Food for thought

Laurier Ngilimana Every Friday evening on El Punt Avui Televisió, Nicole chats with an English-speaking expat. For this month's interview she had a conversation with pastry chef Lairier Ngilimana
You have lived in Catalonia for 16 years but the story of how you came to live here is interesting:
I was born in Cameroon –where my mum was in training for finances. My parents are from Rwanda. When I was 12 years old we had to move due to the area being dangerous, so we moved to Tanzania and then onto Zambia. This is where I learnt my English. From there we wanted to go to South Africa but when we arrived in Mozambique we found there where many more opportunities.
Mozambique has a reputation for being beautiful.
Yes, it is really very beautiful.
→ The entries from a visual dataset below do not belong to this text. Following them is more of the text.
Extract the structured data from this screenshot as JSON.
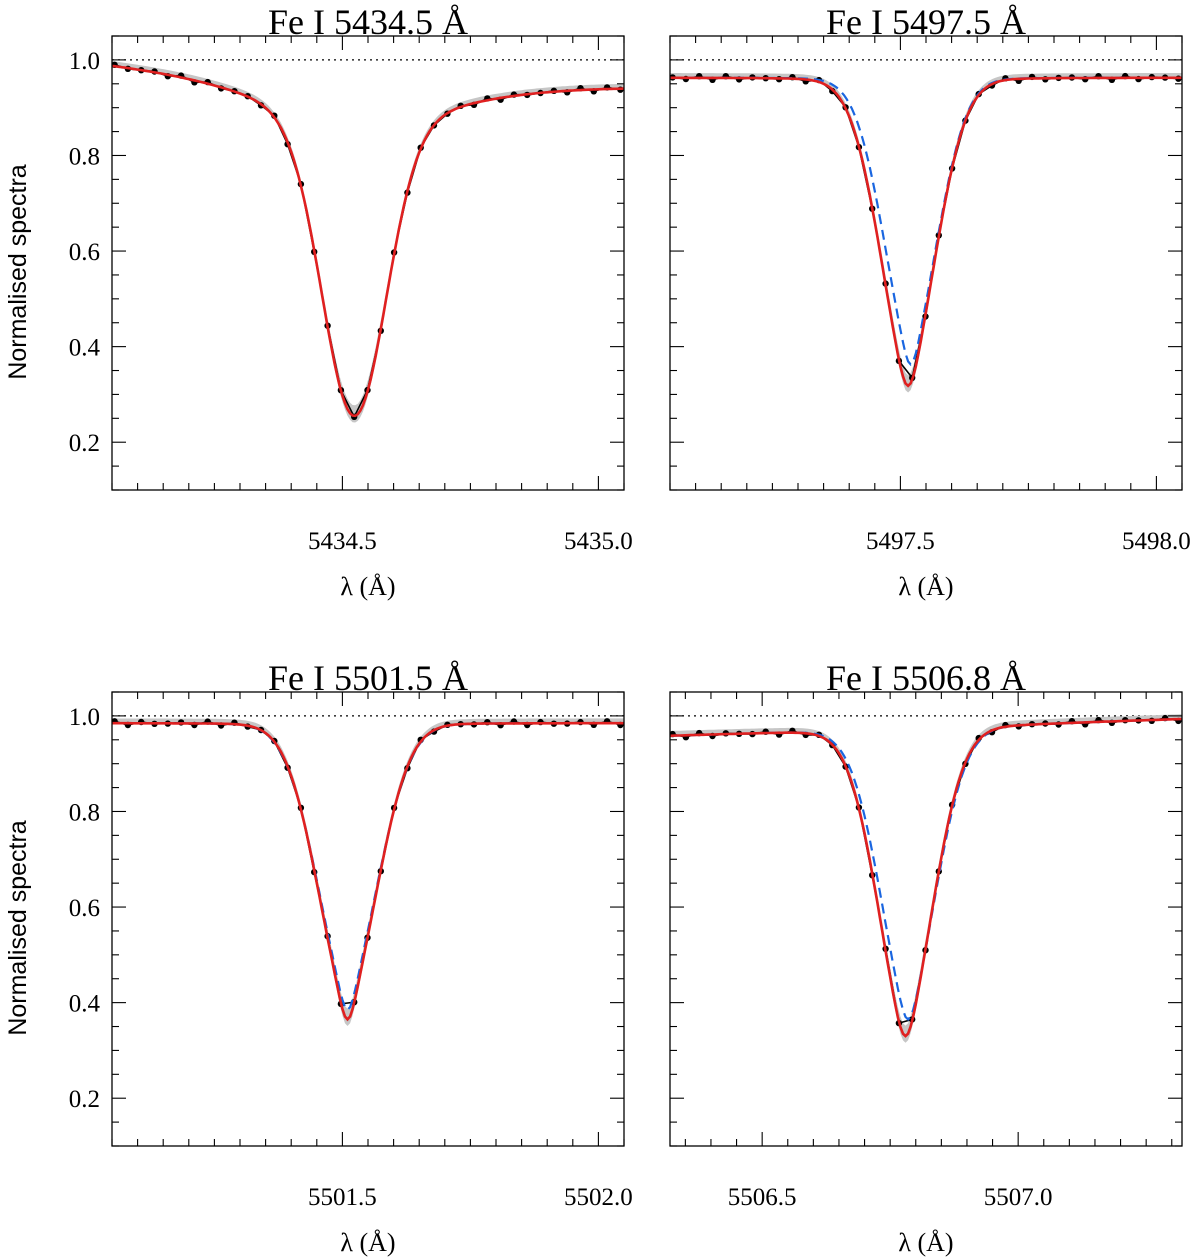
{
  "figure": {
    "ylabel": "Normalised spectra",
    "y_ticks": [
      0.2,
      0.4,
      0.6,
      0.8,
      1.0
    ],
    "y_tick_labels": [
      "0.2",
      "0.4",
      "0.6",
      "0.8",
      "1.0"
    ],
    "continuum_level": 1.0
  },
  "chart_data": [
    {
      "type": "line",
      "title": "Fe I  5434.5 Å",
      "xlabel": "λ (Å)",
      "ylabel": "Normalised spectra",
      "xlim": [
        5434.05,
        5435.05
      ],
      "ylim": [
        0.1,
        1.05
      ],
      "x_ticks": [
        5434.5,
        5435.0
      ],
      "x_tick_labels": [
        "5434.5",
        "5435.0"
      ],
      "line": {
        "center": 5434.523,
        "continuum": 0.99,
        "slope": -0.052,
        "depth": 0.735,
        "sigma": 0.062,
        "gamma": 0.24
      },
      "observed_min": 0.253,
      "series": [
        {
          "name": "observed",
          "style": "black dots with grey uncertainty band"
        },
        {
          "name": "model fit",
          "color": "#e02020"
        }
      ]
    },
    {
      "type": "line",
      "title": "Fe I  5497.5 Å",
      "xlabel": "λ (Å)",
      "ylabel": "Normalised spectra",
      "xlim": [
        5497.05,
        5498.05
      ],
      "ylim": [
        0.1,
        1.05
      ],
      "x_ticks": [
        5497.5,
        5498.0
      ],
      "x_tick_labels": [
        "5497.5",
        "5498.0"
      ],
      "line": {
        "center": 5497.515,
        "continuum": 0.963,
        "slope": 0.0,
        "depth": 0.645,
        "sigma": 0.058,
        "gamma": 0.03
      },
      "alt_model": {
        "center": 5497.52,
        "depth": 0.6,
        "sigma": 0.056,
        "gamma": 0.025
      },
      "observed_min": 0.315,
      "series": [
        {
          "name": "observed",
          "style": "black dots with grey uncertainty band"
        },
        {
          "name": "model fit",
          "color": "#e02020"
        },
        {
          "name": "alternative model",
          "color": "#1a66e0",
          "dash": true
        }
      ]
    },
    {
      "type": "line",
      "title": "Fe I  5501.5 Å",
      "xlabel": "λ (Å)",
      "ylabel": "Normalised spectra",
      "xlim": [
        5501.05,
        5502.05
      ],
      "ylim": [
        0.1,
        1.05
      ],
      "x_ticks": [
        5501.5,
        5502.0
      ],
      "x_tick_labels": [
        "5501.5",
        "5502.0"
      ],
      "line": {
        "center": 5501.51,
        "continuum": 0.985,
        "slope": 0.0,
        "depth": 0.62,
        "sigma": 0.062,
        "gamma": 0.025
      },
      "alt_model": {
        "center": 5501.51,
        "depth": 0.6,
        "sigma": 0.063,
        "gamma": 0.025
      },
      "observed_min": 0.355,
      "series": [
        {
          "name": "observed",
          "style": "black dots with grey uncertainty band"
        },
        {
          "name": "model fit",
          "color": "#e02020"
        },
        {
          "name": "alternative model",
          "color": "#1a66e0",
          "dash": true
        }
      ]
    },
    {
      "type": "line",
      "title": "Fe I  5506.8 Å",
      "xlabel": "λ (Å)",
      "ylabel": "Normalised spectra",
      "xlim": [
        5506.32,
        5507.32
      ],
      "ylim": [
        0.1,
        1.05
      ],
      "x_ticks": [
        5506.5,
        5507.0
      ],
      "x_tick_labels": [
        "5506.5",
        "5507.0"
      ],
      "line": {
        "center": 5506.78,
        "continuum": 0.975,
        "slope": 0.035,
        "depth": 0.645,
        "sigma": 0.058,
        "gamma": 0.03
      },
      "alt_model": {
        "center": 5506.785,
        "depth": 0.61,
        "sigma": 0.058,
        "gamma": 0.028
      },
      "observed_min": 0.323,
      "series": [
        {
          "name": "observed",
          "style": "black dots with grey uncertainty band"
        },
        {
          "name": "model fit",
          "color": "#e02020"
        },
        {
          "name": "alternative model",
          "color": "#1a66e0",
          "dash": true
        }
      ]
    }
  ]
}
My sister still lives there. It still feels like my home. Moving around I learnt lots of languages. I love languages.
How many do you speak?
Five: English, Portuguese, French, Spanish and Catalan. I wish I could learn more! Although I have forgotten my mother tongue; I don't really speak it anymore
Which language do you use to speak to your family?
My mum changes her language with her mood. So if she starts in Portuguese you know it will be a normal conversation. If it is English, it will be more profound and deep. And in our mother tongue, then I need to pay attention, it means it is a serious conversation!
How did the move to Barcelona come about?
My father decided. I wanted to be a doctor and he found that I could study and stay here but it wasn't guaranteed that I would get a job straight after. There are many of us: eight brothers and sisters. He said I could go and if I didn't like it I could come back.
But in the end you came here to become a chef!
Yes, and I am still a chef!
Where did this love of food come from?
I remember when I was 10, my mama said: “Right, you cannot just sit on the couch!” She said I needed to help her in the kitchen. The first time I tried to cook something it came out good. And my mum said: “You are the eldest, so you can feed your brothers and sisters!” After a while my dad said that if I liked it then I could try to make something of it.
Do you remember the first thing you cooked?
It was a rice cake! Boiled rice, milk, eggs and little sugar. Not how you would imagine a rice cake to be, more like a rice pudding, perhaps?
When you came to Barcelona you studied at the CETT, Barcelona's hotel management school. I presume that was just the culinary side?
At that time it was training in cookery and service. I liked the service side of things and became quite good at it. I had a teacher who I loved so much. I would work for him at the weekends at hotels and I loved it. You learn so fast like that. The first two years are cooking and service, and then you have to choose to study just cooking, just service, or you can carry on with both. I chose both as I loved them both and couldn't decide. After a while I decided to just concentrate on the cooking. I got fed up with appearing as someone I wasn't; you always have to smile, whatever the customer is like. At least in the kitchen you can shout and get angry! It is a tough job though; you have to really love what you do. The hours are long and late and you spend many hours on your feet. In the beginning, you don't care about the hours; you are learning and loving it.
You trained at Hotel Omm and the Sauc Restaurant, which are Michelin level.
Michelin stars are a whole different level. It is how you picture cooking. Some places you can cook fast and dirty and in others clean. A Michelin star means it is super clean, organised and fast, really fast.
I thought things at that level took a long time?
They do take a long time but you have to be fast and each one is an exact copy. You cant miss an ingredient. In a normal kitchen, for example, I could miss out a tomato, if the tomatoes aren't good enough. That can't happen if there's a Michelin star.
You currently work as a pastry chef at La Carmarga.
Yes I am back to my thing now!
How would you describe the food here in Catalonia?
Simple. Good but simple.
From which country do you prefer the food?
Here is good, French is good. Ours is so different. In pastry I choose French. But for meat I chose here, Catalonia. Fish, I chose French again. Stews I would go back home!
Can you recommend three restaurants in Barcelona?
La Barbacoa, I love burgers! To eat slowly, La Carmarga, where I work. For desserts, La Patisseria.
What advice would you give anyone wanting to go into the culinary business?
Patience. And know what you want. If you want to cook, just cook. Enjoy the experience and move. Don't stay in the same place all the time.